Common apprentice mistakes
| Mistake | Why it matters | Better habit |
|---|---|---|
| Measuring voltage without a reference plan | The reading may be real, induced, back-fed or meaningless without a return path. | State the exact two points being measured and the expected value first. |
| Assuming a device is faulty because it is not operating | The fault may be supply, control, protection, return path, settings or mechanical load. | Prove each section of the circuit in sequence. |
| Recording only pass/fail | Future workers cannot see whether results were strong, marginal or abnormal. | Record actual values, conditions and instrument details. |
Assessment standard
The assessor is looking for correct interpretation of control drawings, safe separation of control and power circuits, correct coil voltage, correct overload integration and structured fault finding.
Revision questions
- What should be proven before this task is attempted on real equipment?
- Which measurement would best confirm the main idea of this lesson?
- What reading or symptom would make you stop and ask for supervision?
- How could a poor termination change the behaviour of this circuit?
- What information should be recorded for handover or assessment evidence?
Suggested answers
- Isolation, correct circuit identification, suitable supervision, correct instrument condition and an agreed safe work method.

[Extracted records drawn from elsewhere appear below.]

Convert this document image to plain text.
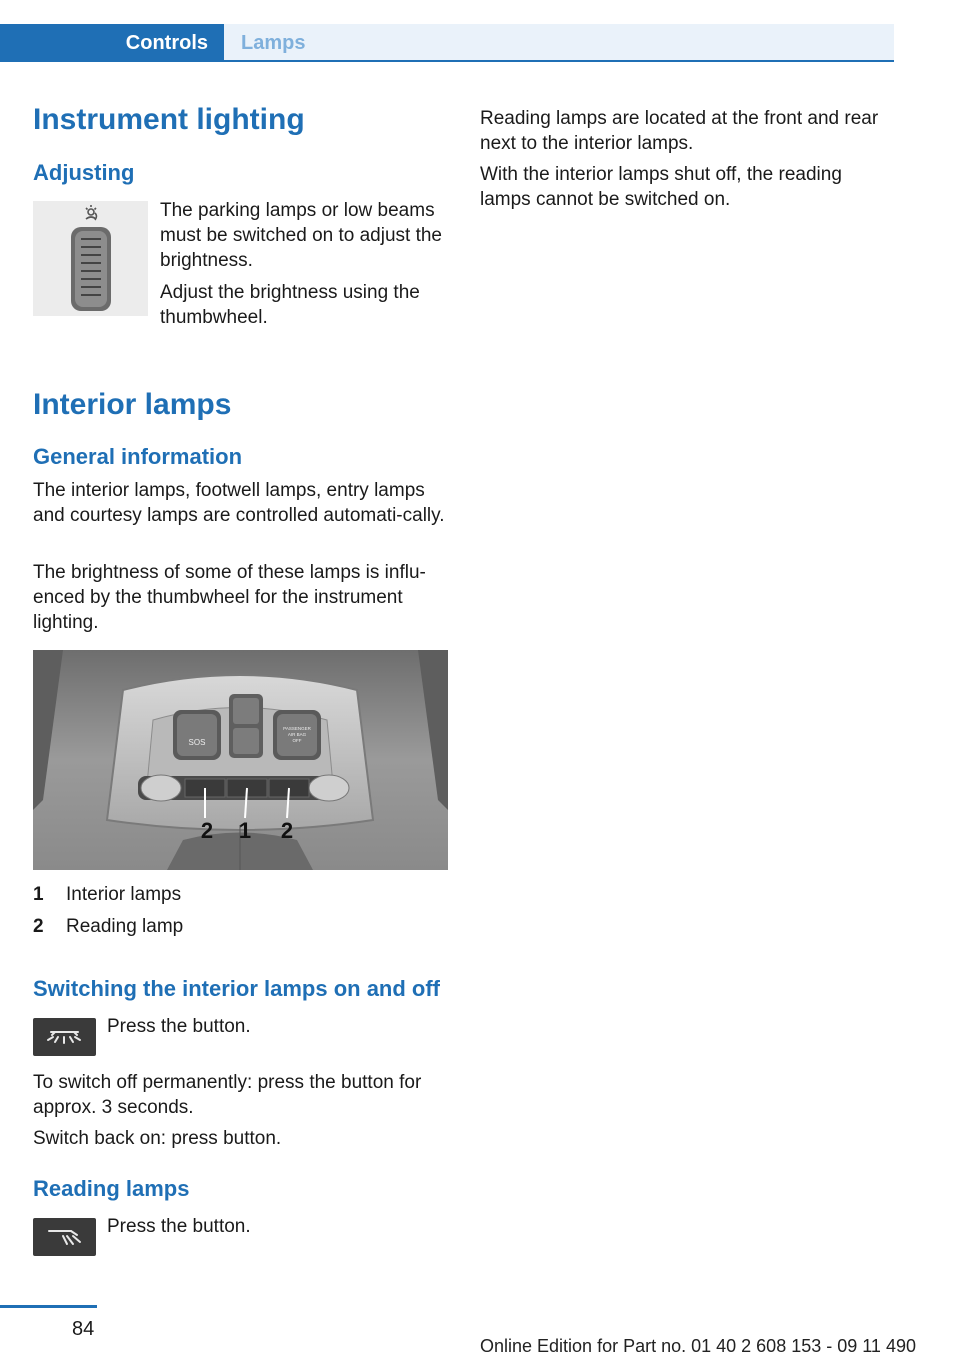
Controls	Lamps
Instrument lighting
Adjusting

The parking lamps or low beams must be switched on to adjust the brightness.

Adjust the brightness using the thumbwheel.

Interior lamps
General information

The interior lamps, footwell lamps, entry lamps and courtesy lamps are controlled automati-cally.

The brightness of some of these lamps is influ-enced by the thumbwheel for the instrument lighting.

SOS
PASSENGER
AIR BAG
OFF
2 1 2
1 Interior lamps
2 Reading lamp
Switching the interior lamps on and off

Press the button.

To switch off permanently: press the button for approx. 3 seconds.

Switch back on: press button.

Reading lamps

Press the button.

Reading lamps are located at the front and rear next to the interior lamps.

With the interior lamps shut off, the reading lamps cannot be switched on.

84
Online Edition for Part no. 01 40 2 608 153 - 09 11 490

- The measurement depends on the lesson: voltage across a component, current through a load, resistance/continuity of a path, insulation resistance between conductors, or operation time of a protective device.
- Unexpected voltage, unstable readings, signs of heat, damaged insulation, repeated protective-device operation, or any result that conflicts with the drawing.
- It can add resistance, create heat, reduce load voltage, cause intermittent operation, distort test results or prevent protective devices operating as expected.
- Circuit ID, test conditions, instrument used, actual readings, corrective actions, variations from the drawing and supervisor sign-off where required.